世界最大手のデビアス社が決めるダイヤモンド価格の仕組み
焔(Homura) 2021.02.18
貴金属に興味のある女性は少なくないと思います。特にダイヤモンドは世界で最も流通している石ですので、普段から目にする機会も多いでしょう。
私自身アメリカ時代にダイヤモンドのバイヤーをしている会社とご縁があり、とても貴重なダイヤモンドなどを拝見させていただきました。
ただ素人の目では100万ドルのダイヤと200万ドルのものを見分けることができません。私がそうでした…
その時に知ったのが「RAPAPORT DIAMOND REPORT」という情報誌の存在。ダイヤモンドの価格が分かる唯一の情報誌で、デビアス社が発行しています。
友人の勧めで現在もこの雑誌を定期購読しております。確か年間180ドル程度で、私はWeb版(英語のみ)を見ております。
今回はそんなダイヤモンドの価格や流通の仕組みに関するお話しです。
ダイヤモンド業界を支配するデビアス社
デビアス社とは、イギリスに本社を構える巨大な企業です。デビアスの目玉商品は何と言ってもダイヤモンドなのですが、単なる販売にとどまらず、世界中のダイヤモンドの生産量と流通量をコントロールして、価格の適正化や価値の維持にも努めている会社でもあります。
鉱脈調査、採掘などさまざまな技術の進歩によって、近年ダイヤモンドの生産量は飛躍的に多くなりました。
1700~1800年代、インドやブラジルなどで人の手によって行なわれていたダイヤモンドの生産量は、せいぜい年間十万カラットほどしかありませんでした。しかし現在はたった1年で1億カラットを超える程の生産量があります。
これは喜ばしいことではあるのですが、問題もあります。生産量が多くなり過ぎて需要が供給を上回るようになると、ダイヤモンドの価格が急落する恐れがあるということです。
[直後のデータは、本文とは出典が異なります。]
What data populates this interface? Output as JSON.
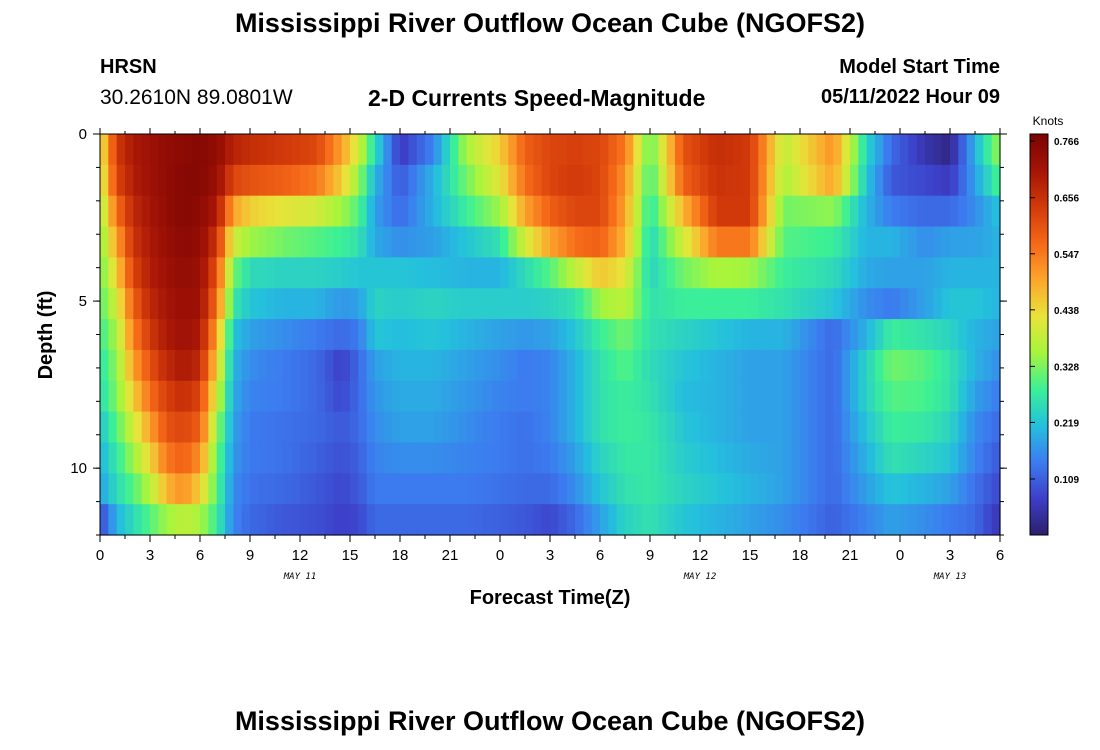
{
  "page": {
    "title": "Mississippi River Outflow Ocean Cube (NGOFS2)",
    "title_repeat": "Mississippi River Outflow Ocean Cube (NGOFS2)"
  },
  "header": {
    "station": "HRSN",
    "coords": "30.2610N  89.0801W",
    "subtitle": "2-D Currents Speed-Magnitude",
    "model_label": "Model Start Time",
    "model_time": "05/11/2022 Hour 09"
  },
  "chart_data": {
    "type": "heatmap",
    "xlabel": "Forecast Time(Z)",
    "ylabel": "Depth (ft)",
    "x_ticks": [
      "0",
      "3",
      "6",
      "9",
      "12",
      "15",
      "18",
      "21",
      "0",
      "3",
      "6",
      "9",
      "12",
      "15",
      "18",
      "21",
      "0",
      "3",
      "6"
    ],
    "x_range_hours": [
      0,
      54
    ],
    "y_ticks": [
      "0",
      "5",
      "10"
    ],
    "y_range": [
      0,
      12
    ],
    "date_labels": [
      {
        "text": "MAY 11",
        "hour": 12
      },
      {
        "text": "MAY 12",
        "hour": 36
      },
      {
        "text": "MAY 13",
        "hour": 51
      }
    ],
    "colorbar": {
      "unit": "Knots",
      "ticks": [
        "0.766",
        "0.656",
        "0.547",
        "0.438",
        "0.328",
        "0.219",
        "0.109"
      ],
      "tick_values": [
        0.766,
        0.656,
        0.547,
        0.438,
        0.328,
        0.219,
        0.109
      ],
      "min": 0.0,
      "max": 0.78,
      "colors": [
        "#2b1f6b",
        "#3d3fc9",
        "#3c7cf0",
        "#24c0dd",
        "#3cf096",
        "#a6f53c",
        "#e8e33a",
        "#fca62c",
        "#f56818",
        "#d23a0a",
        "#a51406",
        "#7a0403"
      ]
    },
    "depth_levels": [
      0,
      1,
      2,
      3,
      4,
      5,
      6,
      7,
      8,
      9,
      10,
      11,
      12
    ],
    "speed_profiles": [
      {
        "hour": 0,
        "values": [
          0.4,
          0.38,
          0.35,
          0.33,
          0.31,
          0.3,
          0.28,
          0.26,
          0.25,
          0.22,
          0.2,
          0.18,
          0.08
        ]
      },
      {
        "hour": 1,
        "values": [
          0.64,
          0.62,
          0.56,
          0.5,
          0.45,
          0.4,
          0.36,
          0.34,
          0.33,
          0.3,
          0.27,
          0.25,
          0.2
        ]
      },
      {
        "hour": 2,
        "values": [
          0.7,
          0.69,
          0.67,
          0.65,
          0.62,
          0.58,
          0.54,
          0.5,
          0.45,
          0.4,
          0.35,
          0.3,
          0.25
        ]
      },
      {
        "hour": 3,
        "values": [
          0.72,
          0.72,
          0.71,
          0.7,
          0.69,
          0.67,
          0.64,
          0.6,
          0.56,
          0.5,
          0.44,
          0.37,
          0.3
        ]
      },
      {
        "hour": 4,
        "values": [
          0.74,
          0.74,
          0.74,
          0.73,
          0.72,
          0.71,
          0.7,
          0.67,
          0.63,
          0.6,
          0.55,
          0.48,
          0.35
        ]
      },
      {
        "hour": 5,
        "values": [
          0.75,
          0.76,
          0.76,
          0.75,
          0.74,
          0.73,
          0.72,
          0.7,
          0.66,
          0.62,
          0.58,
          0.52,
          0.38
        ]
      },
      {
        "hour": 6,
        "values": [
          0.76,
          0.76,
          0.75,
          0.74,
          0.73,
          0.72,
          0.7,
          0.67,
          0.62,
          0.58,
          0.52,
          0.45,
          0.36
        ]
      },
      {
        "hour": 7,
        "values": [
          0.74,
          0.73,
          0.7,
          0.65,
          0.6,
          0.56,
          0.5,
          0.45,
          0.4,
          0.35,
          0.32,
          0.3,
          0.28
        ]
      },
      {
        "hour": 8,
        "values": [
          0.68,
          0.62,
          0.5,
          0.4,
          0.32,
          0.27,
          0.22,
          0.2,
          0.19,
          0.18,
          0.17,
          0.16,
          0.15
        ]
      },
      {
        "hour": 9,
        "values": [
          0.66,
          0.6,
          0.45,
          0.35,
          0.25,
          0.22,
          0.18,
          0.16,
          0.15,
          0.14,
          0.14,
          0.13,
          0.12
        ]
      },
      {
        "hour": 11,
        "values": [
          0.64,
          0.58,
          0.42,
          0.32,
          0.24,
          0.2,
          0.16,
          0.14,
          0.14,
          0.13,
          0.13,
          0.12,
          0.1
        ]
      },
      {
        "hour": 13,
        "values": [
          0.62,
          0.55,
          0.4,
          0.3,
          0.24,
          0.2,
          0.14,
          0.12,
          0.12,
          0.12,
          0.11,
          0.1,
          0.09
        ]
      },
      {
        "hour": 14.5,
        "values": [
          0.5,
          0.45,
          0.35,
          0.28,
          0.23,
          0.17,
          0.12,
          0.07,
          0.08,
          0.1,
          0.09,
          0.08,
          0.07
        ]
      },
      {
        "hour": 15.5,
        "values": [
          0.4,
          0.35,
          0.3,
          0.26,
          0.22,
          0.18,
          0.14,
          0.12,
          0.12,
          0.12,
          0.11,
          0.1,
          0.08
        ]
      },
      {
        "hour": 16.5,
        "values": [
          0.25,
          0.2,
          0.18,
          0.19,
          0.22,
          0.24,
          0.22,
          0.18,
          0.17,
          0.16,
          0.15,
          0.14,
          0.12
        ]
      },
      {
        "hour": 18,
        "values": [
          0.06,
          0.1,
          0.12,
          0.16,
          0.22,
          0.23,
          0.21,
          0.2,
          0.19,
          0.18,
          0.16,
          0.14,
          0.12
        ]
      },
      {
        "hour": 20,
        "values": [
          0.15,
          0.2,
          0.2,
          0.18,
          0.21,
          0.24,
          0.22,
          0.2,
          0.19,
          0.18,
          0.16,
          0.14,
          0.12
        ]
      },
      {
        "hour": 22,
        "values": [
          0.36,
          0.32,
          0.28,
          0.22,
          0.2,
          0.23,
          0.2,
          0.18,
          0.17,
          0.16,
          0.15,
          0.14,
          0.12
        ]
      },
      {
        "hour": 24,
        "values": [
          0.45,
          0.42,
          0.35,
          0.26,
          0.2,
          0.23,
          0.18,
          0.16,
          0.15,
          0.14,
          0.14,
          0.13,
          0.11
        ]
      },
      {
        "hour": 25.5,
        "values": [
          0.58,
          0.56,
          0.5,
          0.4,
          0.25,
          0.23,
          0.17,
          0.14,
          0.14,
          0.13,
          0.13,
          0.12,
          0.1
        ]
      },
      {
        "hour": 27,
        "values": [
          0.62,
          0.62,
          0.58,
          0.5,
          0.3,
          0.24,
          0.18,
          0.15,
          0.15,
          0.15,
          0.14,
          0.12,
          0.08
        ]
      },
      {
        "hour": 28.5,
        "values": [
          0.63,
          0.64,
          0.62,
          0.56,
          0.38,
          0.26,
          0.22,
          0.2,
          0.2,
          0.2,
          0.18,
          0.16,
          0.12
        ]
      },
      {
        "hour": 30,
        "values": [
          0.62,
          0.62,
          0.62,
          0.58,
          0.46,
          0.35,
          0.28,
          0.26,
          0.26,
          0.26,
          0.24,
          0.22,
          0.18
        ]
      },
      {
        "hour": 31.5,
        "values": [
          0.55,
          0.52,
          0.5,
          0.48,
          0.42,
          0.38,
          0.32,
          0.3,
          0.28,
          0.28,
          0.27,
          0.26,
          0.24
        ]
      },
      {
        "hour": 33,
        "values": [
          0.3,
          0.28,
          0.26,
          0.24,
          0.24,
          0.26,
          0.26,
          0.25,
          0.26,
          0.27,
          0.27,
          0.27,
          0.26
        ]
      },
      {
        "hour": 35,
        "values": [
          0.6,
          0.58,
          0.48,
          0.4,
          0.32,
          0.28,
          0.24,
          0.22,
          0.21,
          0.22,
          0.23,
          0.24,
          0.22
        ]
      },
      {
        "hour": 37,
        "values": [
          0.66,
          0.65,
          0.64,
          0.55,
          0.36,
          0.28,
          0.22,
          0.2,
          0.2,
          0.2,
          0.21,
          0.22,
          0.2
        ]
      },
      {
        "hour": 39,
        "values": [
          0.64,
          0.64,
          0.64,
          0.55,
          0.35,
          0.28,
          0.2,
          0.18,
          0.18,
          0.18,
          0.19,
          0.2,
          0.18
        ]
      },
      {
        "hour": 41,
        "values": [
          0.38,
          0.36,
          0.32,
          0.3,
          0.28,
          0.26,
          0.2,
          0.18,
          0.18,
          0.18,
          0.18,
          0.18,
          0.16
        ]
      },
      {
        "hour": 44,
        "values": [
          0.52,
          0.5,
          0.34,
          0.28,
          0.25,
          0.22,
          0.12,
          0.12,
          0.12,
          0.12,
          0.12,
          0.12,
          0.11
        ]
      },
      {
        "hour": 46,
        "values": [
          0.24,
          0.22,
          0.2,
          0.2,
          0.19,
          0.16,
          0.2,
          0.24,
          0.24,
          0.22,
          0.2,
          0.18,
          0.15
        ]
      },
      {
        "hour": 47.5,
        "values": [
          0.12,
          0.1,
          0.14,
          0.2,
          0.18,
          0.14,
          0.28,
          0.32,
          0.3,
          0.28,
          0.26,
          0.22,
          0.18
        ]
      },
      {
        "hour": 49.5,
        "values": [
          0.05,
          0.08,
          0.12,
          0.16,
          0.18,
          0.18,
          0.26,
          0.3,
          0.29,
          0.27,
          0.24,
          0.2,
          0.16
        ]
      },
      {
        "hour": 51,
        "values": [
          0.02,
          0.06,
          0.12,
          0.18,
          0.2,
          0.22,
          0.24,
          0.26,
          0.26,
          0.24,
          0.22,
          0.18,
          0.14
        ]
      },
      {
        "hour": 52.5,
        "values": [
          0.2,
          0.18,
          0.16,
          0.18,
          0.2,
          0.22,
          0.2,
          0.2,
          0.18,
          0.16,
          0.15,
          0.13,
          0.12
        ]
      },
      {
        "hour": 54,
        "values": [
          0.35,
          0.3,
          0.22,
          0.2,
          0.2,
          0.2,
          0.18,
          0.16,
          0.14,
          0.12,
          0.1,
          0.08,
          0.05
        ]
      }
    ]
  }
}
実際に1867年、南アフリカ共和国で巨大なダイヤモンド鉱脈が発見されて飛躍的に生産量があがったとき、乱売が発生して多数の採掘業者が経営難に陥った歴史もあります。
デビアス社が行なっているのは、このような乱売を防止するための仕組み作りです。
具体的にはダイヤモンド鉱山一帯を買収、もしくは新しい鉱山が発見された場合はそこから生産されるダイヤモンドを全て買い取る保証をするなどして、流通量をコントロールするのです。
その結果、ダイヤモンドの価格は安定して高価な資源となり、デビアス社自身もシェア80%を超える巨大独占企業に発展します。
デビアス社の定めるダイヤモンドの価格基準
そんなデビアス社が月に1度発表しているのが「ラパポート・ダイヤモンド・レポート」です。このレポートには、ダイヤモンドが品質・大きさごとにどれぐらいの価格になるのかが書かれており、各売買業者の取引基準となるものです。
つまるところ、ダイヤモンドの価格は月に1度大きく変動するということ。その肝となるのが、ここまでのお話の中でも触れてきた需要・供給のバランスです。単に「ダイヤモンドの需要がある/ない」だけでなく、「今はサイズの大きいダイヤモンドが求められている」など、特定の人気によって一部の商品だけが高くなる場合もあります。
その他、流通経路や外国為替相場などによって販売業者ごとに価格が変わっていきます。特に「ラパポート・ダイヤモンド・レポート」のダイヤモンドの評価額はドル建てですから、日本で購入する場合は円高・円安によってでも変わることに留意しておく必要があります。
ダイヤモンドの品質を表す4Cとは
当然のことながら、上にあげた要素以外にも、ダイヤモンドそのものの品質は価格に大きく影響します。ダイヤモンドの品質を決めるのは通称「4C」と呼ばれる、米国宝石学会(GIA=Gemological Institute Of America)の定める4つの鑑定基準です。
◆ Color(色):
濁りがなく無色であるほど良い(カラーダイヤモンドは除く)。
◆ Cut(カット):
ファセット(カットの施された面)と光の相互作用を評価する。基準は輝きや明るさの他、虹色の輝きがあるか、明暗部分のパターンは美しいかなどにもよる。
◆ Carat(カラット):
重量があるほど良い。なお1カラット=200ミリグラムである。
◆ Clarity(クラリティ):
不純物や傷がなく透明度があるほど良い。
しっかりした国際基準があって初めて成立するのがダイヤモンドの取引きなんですね。業界の方ではなくてもRAPAPORT DIAMOND REPORTは購入することが可能です。
雑誌版の紙面には、ダイヤモンドの重さや色だけではなく、形状(ラウンド・ペアシェイプ・マーキースなど)・グレードごとに、1ct換算の価格が一覧で掲載されています。
世界でダイヤモンド相場を毎月見るのも楽しいものです。